What is data mining and how does it benefit organisations

Learn about how you can manage and make sense of massive amounts of data with data mining

The idea of digging through data for useful information goes back to the 1990s. However, advances in processing power has made the mining of data more relevant and useful than ever before. In fact, one would argue that it is essential. The volume of data collected and produced doubles each year and a tool is needed to make sense of all the clutter. Therefore, while the concept might be a little dated, it pays to reexamine data mining and its value to organisations.

What is data mining?

Also known as knowledge discovery or data discovery, it’s about analysing data for hidden patterns, according to different criteria and categorising it appropriately. The data is then stored in a data warehouse for future analysis and study. In essence, it is about trying to make sense of big data by finding subtle patterns and connections. Mining for data is different from data analytics. The former is about churning through data using statistics, while the later is about testing hypotheses to answer specific questions.

How does data mining benefit businesses?

Since data discovery is about finding hidden connections and patterns within big data. It brings several benefits to organisations. When these hidden connections are found, they pave the way for benefits in several areas. Some of the benefits include better decision-making, improvements in planning and forecasting, cost reduction and better customer acquisition. These benefits, in turn, lead to higher profits, a competitive advantage, lower costs and a business that is much more in tune with their customer base.

What are the practical uses of data mining?

The benefits and practical uses of data discovery help companies across different industries. Here are a few.

Fraud Detection

Traditional methods for detecting fraud are no longer enough. However, it’s the perfect tool for fraud prevention. Making it easier to study millions of transactions and classify them as fraudulent or genuine. This makes it easier to identify fraudulent transactions in the future.

Customer Segmentation

Data mining allows marketers to dive deeper into segmentation and increase marketing effectiveness. Mining makes it easier to align customers into distinct segments and discover new segments not found before. Marketers can even find customer segments in danger of leaving the brand, allowing them to take action before losing buyers.

Research

Data mining facilitates research by cleaning, organising and integrating datasets. Researchers will have an easier time finding patterns, correlations and co-occurring sequences.

Data mining techniques

There are several techniques in data mining.

Regression: The purpose of regression is to find the exact connection between two or multiple variables.
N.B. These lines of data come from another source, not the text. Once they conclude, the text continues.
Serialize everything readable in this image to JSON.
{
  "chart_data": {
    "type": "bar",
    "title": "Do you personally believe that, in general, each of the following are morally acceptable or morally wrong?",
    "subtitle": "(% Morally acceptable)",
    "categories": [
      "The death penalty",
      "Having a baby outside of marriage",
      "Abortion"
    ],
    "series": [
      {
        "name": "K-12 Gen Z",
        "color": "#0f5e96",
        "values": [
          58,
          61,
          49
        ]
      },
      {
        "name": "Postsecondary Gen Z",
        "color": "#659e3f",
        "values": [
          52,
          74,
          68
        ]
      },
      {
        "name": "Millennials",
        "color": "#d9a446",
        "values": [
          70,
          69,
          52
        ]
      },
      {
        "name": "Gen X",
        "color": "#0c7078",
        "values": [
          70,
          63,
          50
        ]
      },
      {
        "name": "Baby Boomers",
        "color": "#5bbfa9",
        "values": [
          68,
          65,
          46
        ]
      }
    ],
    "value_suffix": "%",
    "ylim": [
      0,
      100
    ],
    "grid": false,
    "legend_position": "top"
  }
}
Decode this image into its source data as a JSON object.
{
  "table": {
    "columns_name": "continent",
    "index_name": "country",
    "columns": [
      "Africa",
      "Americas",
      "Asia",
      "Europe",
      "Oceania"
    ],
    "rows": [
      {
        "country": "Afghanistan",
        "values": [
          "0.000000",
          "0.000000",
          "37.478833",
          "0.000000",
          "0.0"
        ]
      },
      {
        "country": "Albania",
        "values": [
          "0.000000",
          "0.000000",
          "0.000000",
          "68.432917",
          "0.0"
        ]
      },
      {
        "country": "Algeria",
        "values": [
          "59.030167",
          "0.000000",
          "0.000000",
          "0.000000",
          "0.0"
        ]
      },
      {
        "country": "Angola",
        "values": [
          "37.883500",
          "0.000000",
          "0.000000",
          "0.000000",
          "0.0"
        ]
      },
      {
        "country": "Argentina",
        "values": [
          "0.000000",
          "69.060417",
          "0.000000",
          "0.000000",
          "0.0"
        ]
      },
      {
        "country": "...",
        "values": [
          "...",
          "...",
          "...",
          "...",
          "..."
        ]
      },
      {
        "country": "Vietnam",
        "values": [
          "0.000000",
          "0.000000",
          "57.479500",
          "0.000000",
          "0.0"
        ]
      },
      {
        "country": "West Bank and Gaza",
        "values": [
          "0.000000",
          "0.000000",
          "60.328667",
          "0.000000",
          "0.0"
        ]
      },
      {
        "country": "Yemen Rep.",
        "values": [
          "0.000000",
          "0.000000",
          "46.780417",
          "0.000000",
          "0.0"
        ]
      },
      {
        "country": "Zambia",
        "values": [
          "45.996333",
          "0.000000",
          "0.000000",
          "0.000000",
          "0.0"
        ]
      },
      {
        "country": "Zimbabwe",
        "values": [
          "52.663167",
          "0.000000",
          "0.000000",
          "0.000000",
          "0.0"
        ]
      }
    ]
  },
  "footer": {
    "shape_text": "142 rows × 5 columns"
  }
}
It’s accomplished by calculating the likelihood of a certain variable in the presence of other variables.

Clustering: This is the process of grouping data based on their similarities – this method of mining is often used to sort out customer demographics.

Classification: Classification forces an analyst to collect data and place them into certain categories. An excellent example is placing banking customers into ‘low’, ‘medium’ and ‘high’ risk segments. Classification is different from clustering because the former groups data into pre-defined labels, while the latter groups data based on their characteristics or attributes.

Outlier detection: This is not just about finding overarching patterns, its also about identifying the anomalies or outliers. Outlier detection helps organisations to identify new and unexpected opportunities.

Pattern tracking: One of the most basic techniques of data mining, pattern tracking is finding the connections in datasets. Patterns in data happen in several ways. For example, seeing the increase or decrease of a certain variable over time or certain incidents occurring at regular intervals.

Association: Similar to pattern tracking, association is about finding the link between dependent variables and is quite similar to market basket analysis. An example of association is seen when shopping for goods on Amazon. If you scroll down a product page, there will be a ‘Frequently bought together’ section where they show other products you can buy with your first product. This option is powered by the association rule.

Key takeaways

Data mining is crucial for organisations. It is about making sense of big data by finding connections and categorising them according to different perspectives. It’s important to note that mining is different from data analytics because the former is about determining connections without a hypothesis, while analytics is about testing a hypothesis. There are several benefits to data mining like more efficient data analysis. Hence, it becomes a vital part of data breakdown and analysis. Many leading analytics providers like SAS provide data mining software packages.